Teams will have a choice whether to go for one or two points after a touchdown, from different distances.
If the offensive team chooses to kick for one point, the scrimmage line will move from the 2-yard-line to the 15-yard line, making it a 32- or 33-yard attempt.
If the offensive team chooses to go for two points, the scrimmage line will be either the 1-and-a half- or 2-yard line. There was much debate about making it the 1, the 1-and-a-half or the 2. The feeling about putting it on the 1 was that it could turn into too much of a scrum/push-the-pile play, or a fluky puncture-the-goal-line-with-the-ball-and-bring-it-back play by the quarterback. Putting it at the 1-and-a-half or leaving it at the 2 would increase the chances of a real football play with some drama.
The defensive team would be able to score two points by either blocking the PAT and returning it downfield to the end zone, or by intercepting the two-point attempt and running it back, or recovering a fumble on the two-point play and returning it all the way.
Again, that’s not certain. Anytime you ask 24 teams to agree on anything, there’s a chance it won’t happen. But if 30 of 32 teams agree that the PAT is broken, there’s a good chance they’d agree to change some form of the rule. And what I’ve laid out is the most likely scenario to be passed in May, during the next league meeting.

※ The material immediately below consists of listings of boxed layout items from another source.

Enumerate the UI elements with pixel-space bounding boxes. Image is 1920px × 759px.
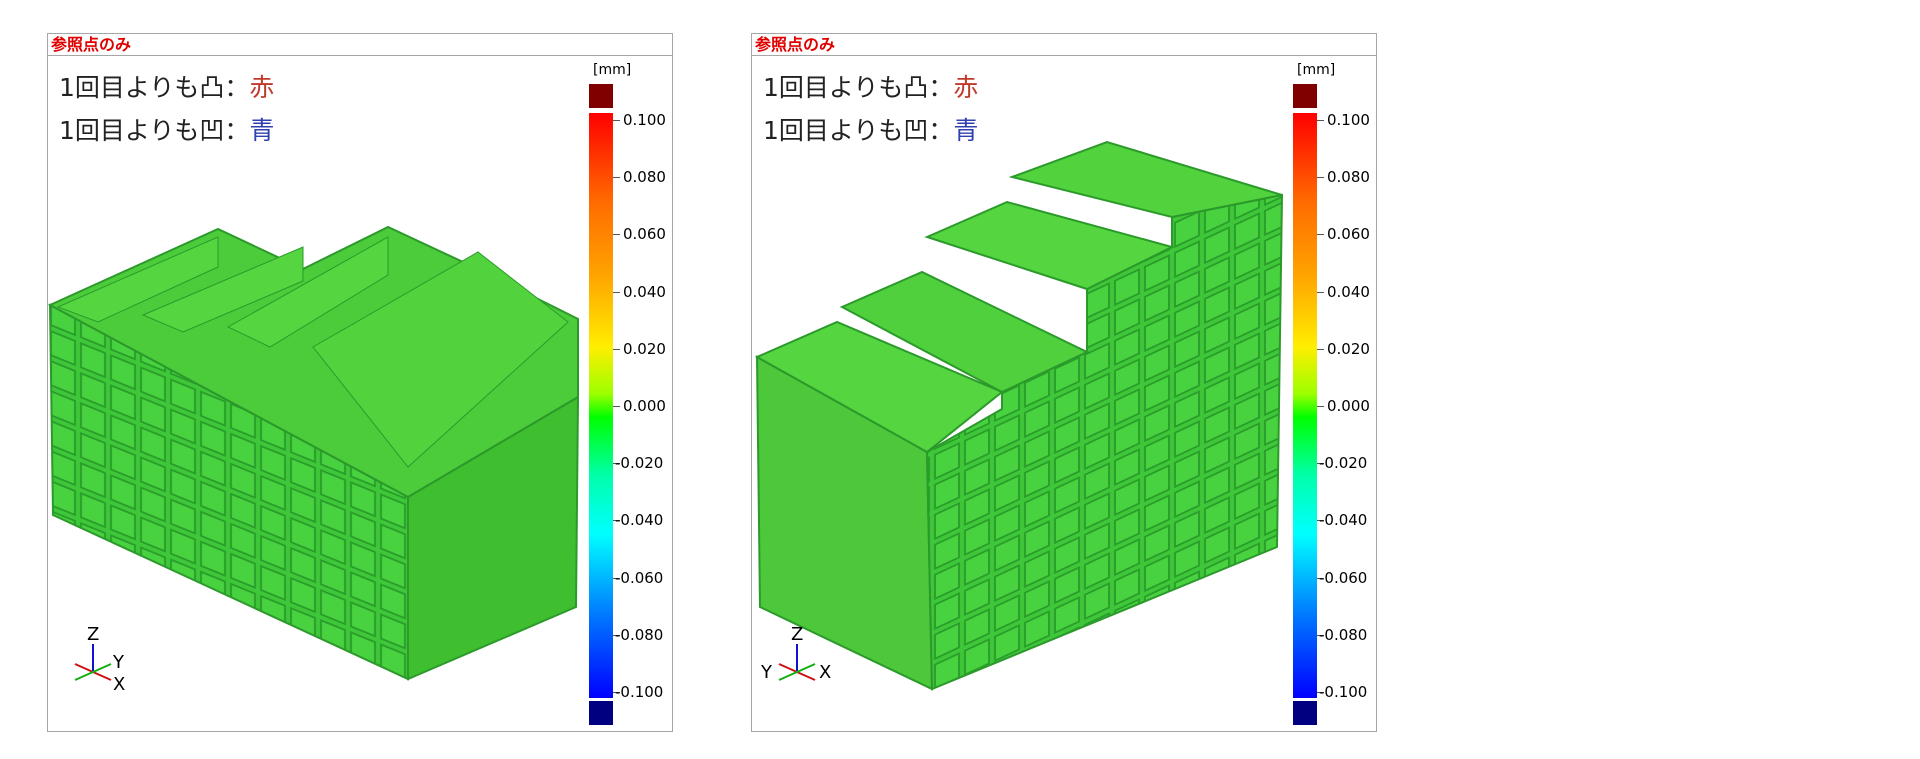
colorbar-tick-mark (613, 291, 620, 293)
colorbar-under-swatch (589, 701, 613, 725)
colorbar-tick-label: -0.020 (1319, 454, 1368, 473)
axis-x-label: X (819, 662, 831, 683)
colorbar-tick-label: 0.080 (1327, 168, 1370, 187)
colorbar-over-swatch (1293, 84, 1317, 108)
colorbar-tick-label: 0.020 (623, 339, 666, 358)
colorbar-unit: [mm] (593, 62, 632, 78)
colorbar-tick-label: -0.100 (615, 683, 664, 701)
colorbar-tick-label: 0.040 (1327, 282, 1370, 301)
colorbar-tick-label: -0.060 (1319, 568, 1368, 587)
axis-triad: Z Y X (74, 624, 125, 695)
colorbar (589, 113, 613, 698)
axis-z-label: Z (87, 624, 99, 645)
colorbar-tick-mark (613, 348, 620, 350)
colorbar-tick-label: 0.000 (623, 397, 666, 415)
colorbar-tick-mark (613, 234, 620, 236)
colorbar-tick-label: -0.040 (615, 511, 664, 530)
colorbar-tick-label: 0.100 (1327, 111, 1370, 129)
colorbar-tick-label: -0.060 (615, 568, 664, 587)
axis-z-label: Z (791, 624, 803, 645)
colorbar-tick-label: -0.020 (615, 454, 664, 473)
colorbar-tick-mark (613, 120, 620, 121)
colorbar-tick-label: 0.060 (1327, 225, 1370, 244)
colorbar-tick-label: 0.100 (623, 111, 666, 129)
colorbar-tick-label: -0.040 (1319, 511, 1368, 530)
colorbar-under-swatch (1293, 701, 1317, 725)
colorbar-tick-mark (1317, 120, 1324, 121)
colorbar-tick-label: 0.020 (1327, 339, 1370, 358)
colorbar-tick-label: 0.040 (623, 282, 666, 301)
colorbar-tick-label: 0.060 (623, 225, 666, 244)
colorbar-tick-label: -0.080 (1319, 625, 1368, 644)
colorbar-tick-mark (1317, 291, 1324, 293)
3d-model-view[interactable]: Z Y X (752, 57, 1312, 707)
colorbar-tick-label: -0.100 (1319, 683, 1368, 701)
colorbar-tick-mark (1317, 234, 1324, 236)
colorbar-tick-mark (1317, 177, 1324, 179)
axis-x-label: X (113, 674, 125, 695)
deviation-panel-1: 参照点のみ 1回目よりも凸：赤 1回目よりも凹：青 Z Y X [mm] 0.1… (47, 33, 673, 732)
axis-y-label: Y (112, 652, 125, 673)
colorbar-tick-label: 0.000 (1327, 397, 1370, 415)
colorbar-tick-label: 0.080 (623, 168, 666, 187)
colorbar-tick-mark (613, 177, 620, 179)
colorbar (1293, 113, 1317, 698)
panel-title: 参照点のみ (752, 34, 1376, 56)
panel-title: 参照点のみ (48, 34, 672, 56)
axis-y-label: Y (760, 662, 773, 683)
colorbar-over-swatch (589, 84, 613, 108)
colorbar-tick-mark (1317, 348, 1324, 350)
3d-model-view[interactable]: Z Y X (48, 57, 608, 707)
colorbar-tick-mark (1317, 406, 1324, 407)
deviation-panel-2: 参照点のみ 1回目よりも凸：赤 1回目よりも凹：青 Z Y X [mm] 0.1… (751, 33, 1377, 732)
colorbar-unit: [mm] (1297, 62, 1336, 78)
colorbar-tick-mark (613, 406, 620, 407)
colorbar-tick-label: -0.080 (615, 625, 664, 644)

There always will be those who don’t want the scoring system to change, because of tradition, or the attitude that football’s not broken, so why fix it? But the PAT is broken. The current system of scoring was invented by the lords of college football in 1912—six points for a touchdown, one for an extra point, two for a safety, three for a field goal—with the two-point conversion added by the NFL in 1994. Now the PAT cries out to be fixed. It’s simply not a competitive play anymore. Fifteen teams have not missed a PAT this decade. Tennessee hasn’t missed one since 2005, Kansas City and San Francisco since 2006. The Patriots and Broncos, combined, are 436 for 436 since 2011. Doing nothing would be the mistake.